On passe d'un battle royal gigantesque à Grant face à la sorcière. Une sorcière qui est revenu dans les critères de beauté en vigueur (et je me fiche un peu de la justification je vous avoue) quand elle savait être véritablement effrayante lors du Pacte de Circé.


Malgré tout, Black Science reprend un peu du poil de la bête à ce moment, quand il s'éloigne le plus possible d'une solution classique et revient encore une fois au principe du multivers.

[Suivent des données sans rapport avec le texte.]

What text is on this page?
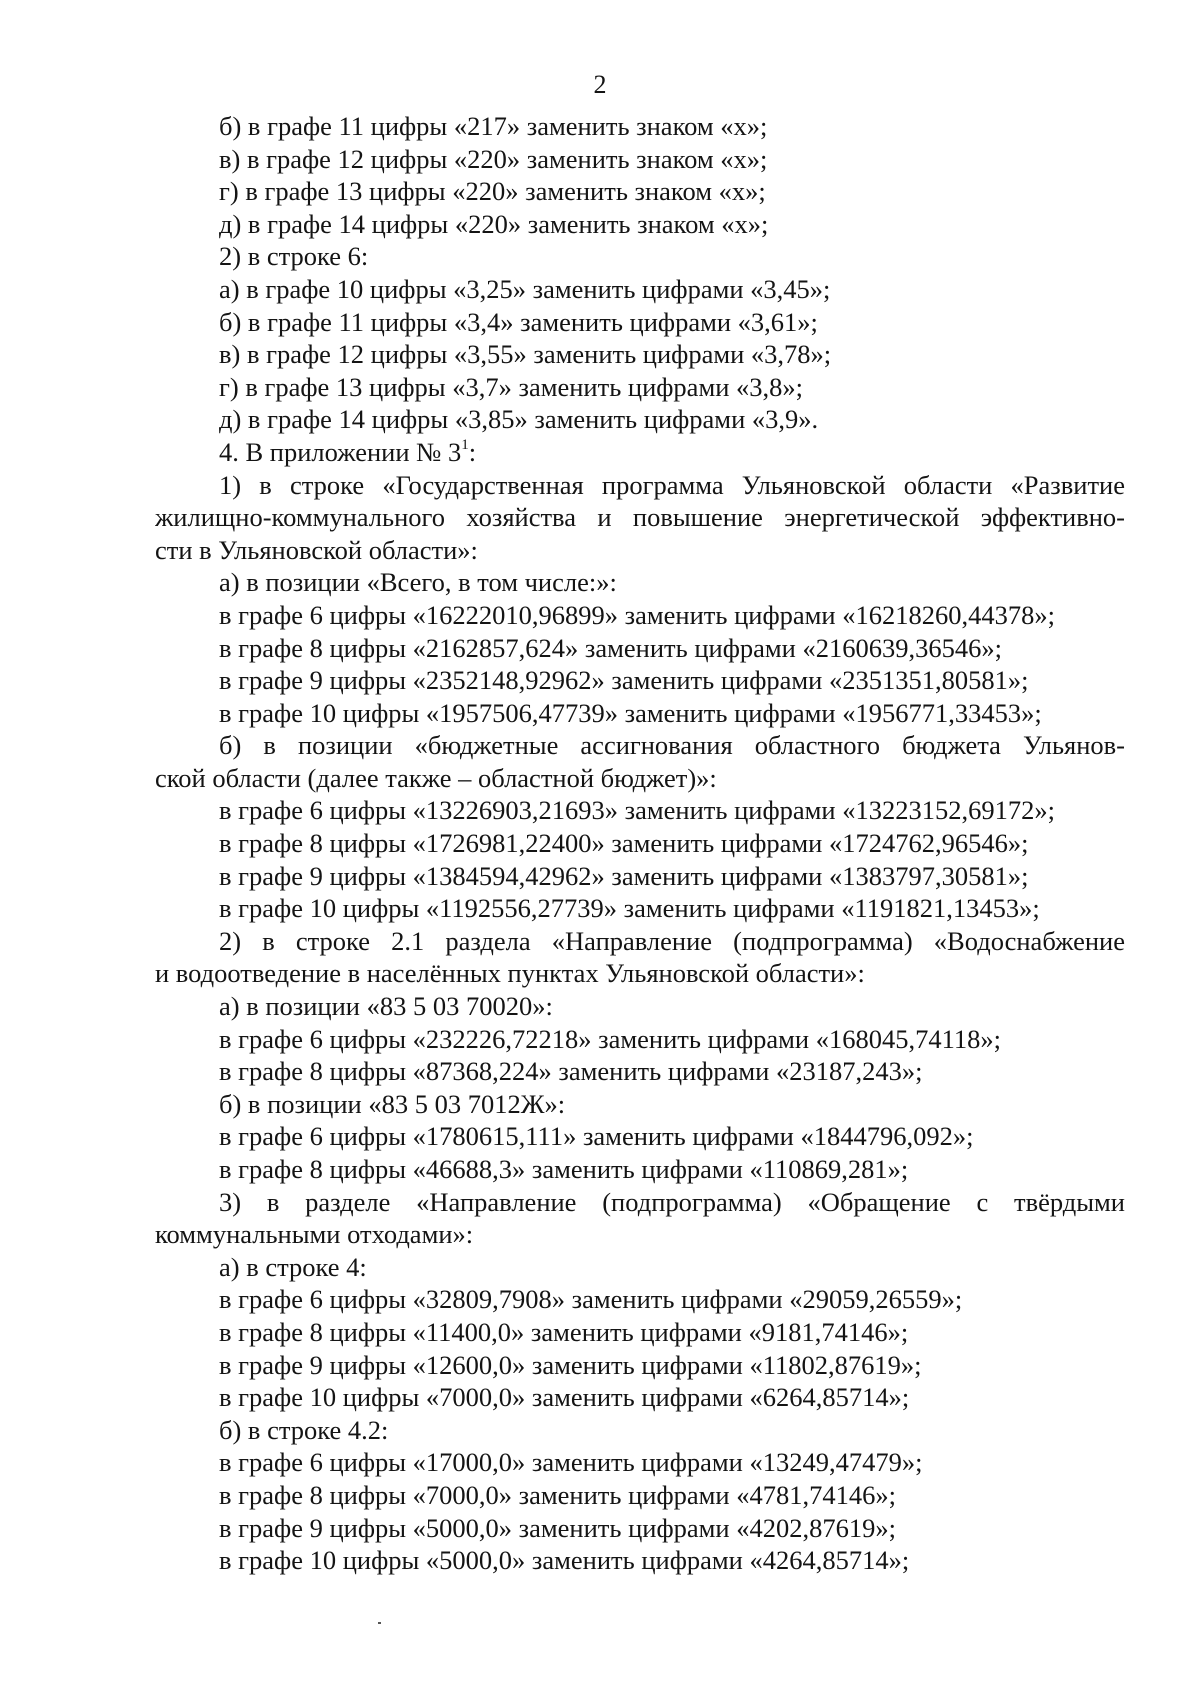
2
б) в графе 11 цифры «217» заменить знаком «х»;
в) в графе 12 цифры «220» заменить знаком «х»;
г) в графе 13 цифры «220» заменить знаком «х»;
д) в графе 14 цифры «220» заменить знаком «х»;
2) в строке 6:
а) в графе 10 цифры «3,25» заменить цифрами «3,45»;
б) в графе 11 цифры «3,4» заменить цифрами «3,61»;
в) в графе 12 цифры «3,55» заменить цифрами «3,78»;
г) в графе 13 цифры «3,7» заменить цифрами «3,8»;
д) в графе 14 цифры «3,85» заменить цифрами «3,9».
4. В приложении № $3^1$:
1) в строке «Государственная программа Ульяновской области «Развитие
жилищно-коммунального хозяйства и повышение энергетической эффективно-
сти в Ульяновской области»:
а) в позиции «Всего, в том числе:»:
в графе 6 цифры «16222010,96899» заменить цифрами «16218260,44378»;
в графе 8 цифры «2162857,624» заменить цифрами «2160639,36546»;
в графе 9 цифры «2352148,92962» заменить цифрами «2351351,80581»;
в графе 10 цифры «1957506,47739» заменить цифрами «1956771,33453»;
б) в позиции «бюджетные ассигнования областного бюджета Ульянов-
ской области (далее также – областной бюджет)»:
в графе 6 цифры «13226903,21693» заменить цифрами «13223152,69172»;
в графе 8 цифры «1726981,22400» заменить цифрами «1724762,96546»;
в графе 9 цифры «1384594,42962» заменить цифрами «1383797,30581»;
в графе 10 цифры «1192556,27739» заменить цифрами «1191821,13453»;
2) в строке 2.1 раздела «Направление (подпрограмма) «Водоснабжение
и водоотведение в населённых пунктах Ульяновской области»:
а) в позиции «83 5 03 70020»:
в графе 6 цифры «232226,72218» заменить цифрами «168045,74118»;
в графе 8 цифры «87368,224» заменить цифрами «23187,243»;
б) в позиции «83 5 03 7012Ж»:
в графе 6 цифры «1780615,111» заменить цифрами «1844796,092»;
в графе 8 цифры «46688,3» заменить цифрами «110869,281»;
3) в разделе «Направление (подпрограмма) «Обращение с твёрдыми
коммунальными отходами»:
а) в строке 4:
в графе 6 цифры «32809,7908» заменить цифрами «29059,26559»;
в графе 8 цифры «11400,0» заменить цифрами «9181,74146»;
в графе 9 цифры «12600,0» заменить цифрами «11802,87619»;
в графе 10 цифры «7000,0» заменить цифрами «6264,85714»;
б) в строке 4.2:
в графе 6 цифры «17000,0» заменить цифрами «13249,47479»;
в графе 8 цифры «7000,0» заменить цифрами «4781,74146»;
в графе 9 цифры «5000,0» заменить цифрами «4202,87619»;
в графе 10 цифры «5000,0» заменить цифрами «4264,85714»;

Le dernier vrai élément d'intrigue pure reste probablement le plus WTF puisque Chandra et Kadir ayant survécus (déjà, O.K mais on va dire que les sauvetages express ne choquent plus) ce sont eux qui s'occupent de la sorcière... sans qu'on ne le voit jamais. il est vite fait évoqué un ultime pacte avec elle et un suicide mais tout se fera en ellipse. Et même si l'effet de style d'une rupture nette de narration est toujours jolie, on est quand même sur la fin du personnage le plus dangereux sans aucune image.
Enfin libéré de ses chaînes, Rick Remender peut donc s'attaquer à de la pure dystopie, surement avec celle qu'il attendait le plus depuis 6 ans avec un monde parfait en apparence mais où plus aucun libre arbitre n'existe.

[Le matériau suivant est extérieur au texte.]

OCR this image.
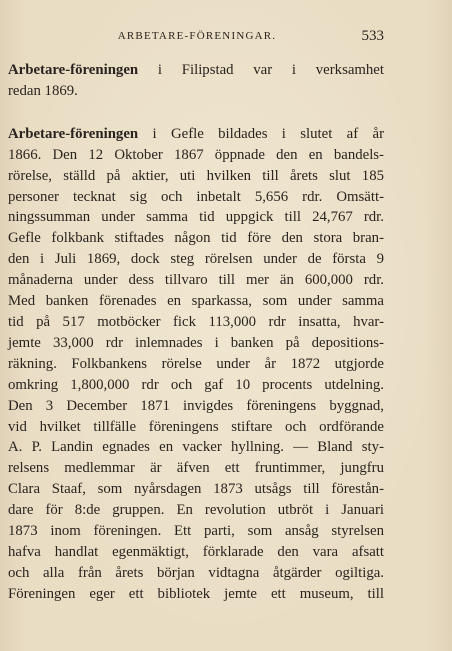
ARBETARE-FÖRENINGAR.	533
Arbetare-föreningen i Filipstad var i verksamhet
redan 1869.
Arbetare-föreningen i Gefle bildades i slutet af år
1866. Den 12 Oktober 1867 öppnade den en bandels-
rörelse, ställd på aktier, uti hvilken till årets slut 185
personer tecknat sig och inbetalt 5,656 rdr. Omsätt-
ningssumman under samma tid uppgick till 24,767 rdr.
Gefle folkbank stiftades någon tid före den stora bran-
den i Juli 1869, dock steg rörelsen under de första 9
månaderna under dess tillvaro till mer än 600,000 rdr.
Med banken förenades en sparkassa, som under samma
tid på 517 motböcker fick 113,000 rdr insatta, hvar-
jemte 33,000 rdr inlemnades i banken på depositions-
räkning. Folkbankens rörelse under år 1872 utgjorde
omkring 1,800,000 rdr och gaf 10 procents utdelning.
Den 3 December 1871 invigdes föreningens byggnad,
vid hvilket tillfälle föreningens stiftare och ordförande
A. P. Landin egnades en vacker hyllning. — Bland sty-
relsens medlemmar är äfven ett fruntimmer, jungfru
Clara Staaf, som nyårsdagen 1873 utsågs till förestån-
dare för 8:de gruppen. En revolution utbröt i Januari
1873 inom föreningen. Ett parti, som ansåg styrelsen
hafva handlat egenmäktigt, förklarade den vara afsatt
och alla från årets början vidtagna åtgärder ogiltiga.
Föreningen eger ett bibliotek jemte ett museum, till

Vous la voyez venir la fin ? En scindant en deux, le choix de Grant, le scénariste nous offre alors donc deux fins possibles : une où le héros se rebelle et remet en danger toute sa famille pour ne juste pas s'avouer vaincu, et une autre où il abdique pour finir en photo de famille parfaite. Il y a là une sacrée amertume qui rattrape grandement toute l'écriture planplan du tome et nous laisse avec d'un côté le couple aperçu dans La Boîte de Pandore qui a tout perdu, ne s'aime même plus et ne croît tellement plus en rien qu'il vole des enfants à leurs alter-ego et de l'autre un Grant McKay qui a abandonné ses idéaux de jeunesse, rentre dans les rangs (il appelle ça la maturité) mais n'aime toujours pas Kadir et sait que tout est factice.

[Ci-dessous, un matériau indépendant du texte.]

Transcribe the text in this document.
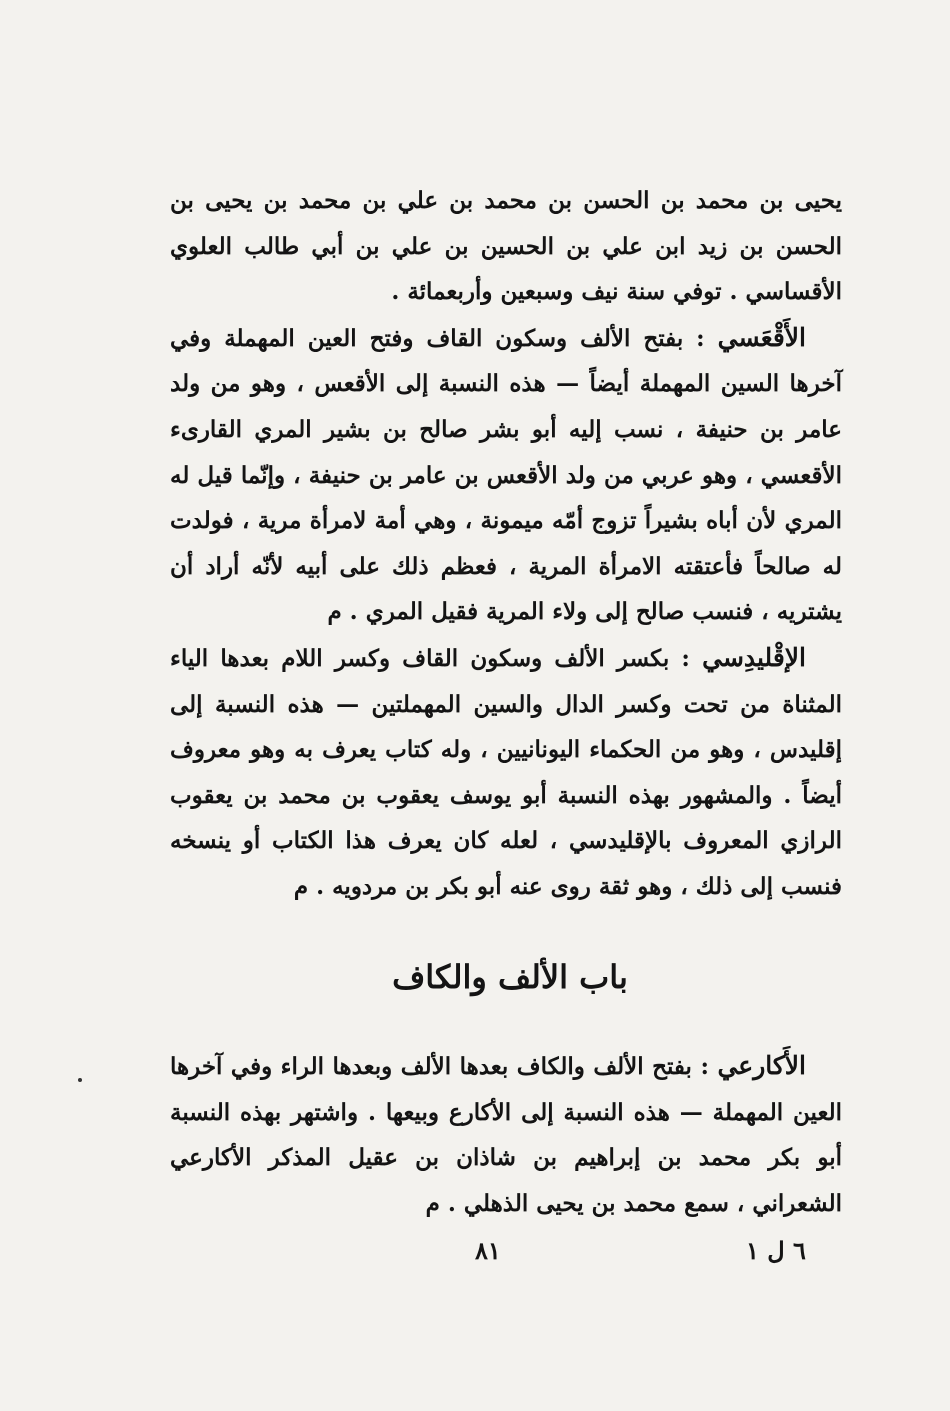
يحيى بن محمد بن الحسن بن محمد بن علي بن محمد بن يحيى بن الحسن بن زيد ابن علي بن الحسين بن علي بن أبي طالب العلوي الأقساسي . توفي سنة نيف وسبعين وأربعمائة .

الأَقْعَسي : بفتح الألف وسكون القاف وفتح العين المهملة وفي آخرها السين المهملة أيضاً — هذه النسبة إلى الأقعس ، وهو من ولد عامر بن حنيفة ، نسب إليه أبو بشر صالح بن بشير المري القارىء الأقعسي ، وهو عربي من ولد الأقعس بن عامر بن حنيفة ، وإنّما قيل له المري لأن أباه بشيراً تزوج أمّه ميمونة ، وهي أمة لامرأة مرية ، فولدت له صالحاً فأعتقته الامرأة المرية ، فعظم ذلك على أبيه لأنّه أراد أن يشتريه ، فنسب صالح إلى ولاء المرية فقيل المري . م

الإقْليدِسي : بكسر الألف وسكون القاف وكسر اللام بعدها الياء المثناة من تحت وكسر الدال والسين المهملتين — هذه النسبة إلى إقليدس ، وهو من الحكماء اليونانيين ، وله كتاب يعرف به وهو معروف أيضاً . والمشهور بهذه النسبة أبو يوسف يعقوب بن محمد بن يعقوب الرازي المعروف بالإقليدسي ، لعله كان يعرف هذا الكتاب أو ينسخه فنسب إلى ذلك ، وهو ثقة روى عنه أبو بكر بن مردويه . م

باب الألف والكاف

الأَكارعي : بفتح الألف والكاف بعدها الألف وبعدها الراء وفي آخرها العين المهملة — هذه النسبة إلى الأكارع وبيعها . واشتهر بهذه النسبة أبو بكر محمد بن إبراهيم بن شاذان بن عقيل المذكر الأكارعي الشعراني ، سمع محمد بن يحيى الذهلي . م

٨١	٦ ل ١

En fond existe aussi la réflexion autour des créateurs et de la théorie de la simulation dont il est encore question mais qui sera quand même à un moment rangé de côté car de toute façon il n'y a pas grand chose à en faire (et la narration se complexifie trop autour de la destruction du noyau et du nullivers). Des éléments sympathiques, parfois un peu pompeux pour pas grand chose mais qui offre un style de fin assez inédit, qui n'est pas une fin à choix multiple puisque les deux coexistent véritablement mais qui permet d'alterner des pages infernales avec un style bien plus terre à terre ou tout roule comme sur des roulettes.


Bien évidemment cette magie ne fonctionnerait pas sans le duo incroyable de Matteo Scalera et Moreno Dinisio. Le premier même s'il partait déjà de très haut a affiné son trait, affirmé sa patte toujours au bord de la caricature avec des visages anguleux et de plus en plus expressifs. Le second a modernisé si c'était encore plus possible sa palette, multipliant les tons vifs, les contrastes qui accrochent l’œil et créant des ambiances parfaites. Mais la résultante de l'histoire sans grands enjeux est un cruel manque de double page fortes comme seul Matteo sait en faire, des visuels complètements fous à chaque nouvel univers comme dans les premiers tomes, les personnages perdus face au désespoir d'une situation qui les dépasse. L'affrontement avec Doxa en plus d'être torché se fait en catimini, le train train quotidien de la seconde moitié empêche toute effusion de grandes illustrations et la course poursuite à travers la cité utopique ne vaut pas toute celles qu'on a pu voir avant.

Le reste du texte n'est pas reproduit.